My interest in questions of demography and justice started with my PhD dissertation, in which I developed a conceptualisation of gender injustice using the capability approach (defended at Cambridge University, 2002). Some of that research is theoretical, for example my account of gender justice (which was published in a book edited by Jude Brown); some of that research tried to build the bridge between theory and empirical evaluation, such as this paper in Feminist Economics.
Since my methodological commitments are with understanding real-world problems, research aiming to contribute at institutional design, and non-ideal theorising, the analysis of unjust gender inequalities inevitably brings one to think about issues of justice and care work, as well as justice between parents and nonparents. In the period 2006-2011, I directed a VIDI-project on ‘social justice, demographic change, and the new welfare state’. Anca Gheaus contributed several papers to this project (see her profile here), as did Anders Schinkel who wrote a fine paper on ‘Filial obligations’. I also (co-) authored several papers analysing which policies could advance justice in the area of gender, parenting and care work, including a paper co-authored with Anca Gheaus defending an egalitarian design of parental leave systems, as well as a paper arguing for compulsory citizens’ duty to care.
In recent years, my interests have shifted back to economic inequalities, but also expanded to ecological justice (those two questions, together with questions on agents of change as well as nonideal methods, will be part of my ERC CoG project Fair Limits that runs until 2022).
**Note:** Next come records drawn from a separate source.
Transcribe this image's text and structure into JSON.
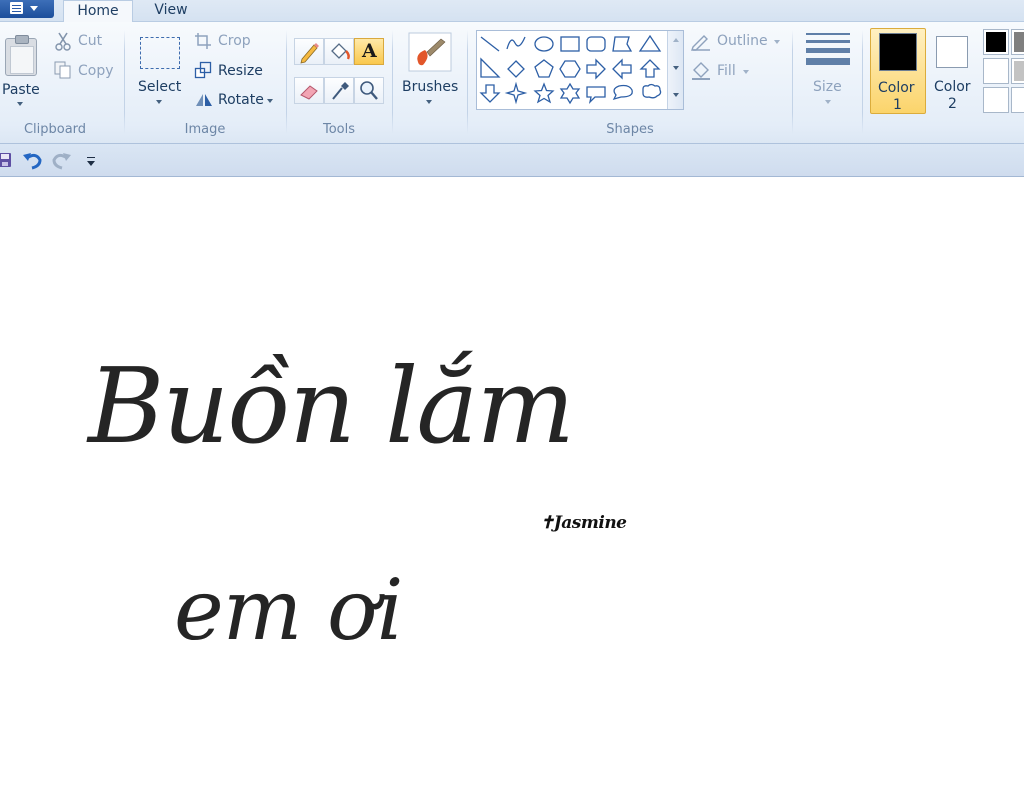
{
  "tabs": {
    "home": "Home",
    "view": "View"
  },
  "clipboard": {
    "paste": "Paste",
    "cut": "Cut",
    "copy": "Copy",
    "group": "Clipboard"
  },
  "image": {
    "select": "Select",
    "crop": "Crop",
    "resize": "Resize",
    "rotate": "Rotate",
    "group": "Image"
  },
  "tools": {
    "group": "Tools",
    "text_glyph": "A"
  },
  "brushes": {
    "label": "Brushes"
  },
  "shapes": {
    "group": "Shapes",
    "outline": "Outline",
    "fill": "Fill"
  },
  "size": {
    "label": "Size"
  },
  "colors": {
    "color1_label": "Color",
    "color1_num": "1",
    "color2_label": "Color",
    "color2_num": "2",
    "color1_value": "#000000",
    "color2_value": "#ffffff",
    "palette": [
      "#000000",
      "#7f7f7f",
      "#ffffff",
      "#c3c3c3",
      "#ffffff",
      "#ffffff"
    ]
  },
  "canvas": {
    "line1": "Buồn lắm",
    "line2": "em ơi",
    "signature": "✝Jasmine"
  },
  "icons": [
    "app-menu-icon",
    "paste-icon",
    "cut-icon",
    "copy-icon",
    "select-icon",
    "crop-icon",
    "resize-icon",
    "rotate-icon",
    "pencil-icon",
    "fill-icon",
    "text-icon",
    "eraser-icon",
    "color-picker-icon",
    "magnifier-icon",
    "brush-icon",
    "outline-icon",
    "fill-shape-icon",
    "size-icon",
    "save-icon",
    "undo-icon",
    "redo-icon",
    "customize-icon"
  ]
}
I have two unpublished papers on procreative freedom in the context of climate change, and am trying to argue that, if one were to have individual emissions entitlement (a ‘carbon card’), procreation-related emissions should not be taken from that card (in other words, procreative parenting is ‘special’ and not morally equivalent with consumption-based forms of emissions.) Since I’m trying to do too many other things, progress on those papers is slow. Working on this question has also reaffirmed my conviction that not all questions of justice can be properly addressed with the resourcist framework, but that, in this case, the capability approach, in itself, doesn’t have the theoretical resources to make this argument. Yet as I’ve argued in a book on the capability approach that was published earlier this year, this should not be seen as a critique on the capability approach, but simply follows from its proper interdisciplinary, multi-purpose understanding.
Ingrid Robeyns is Professor of Ethics of Institutions at Utrecht University.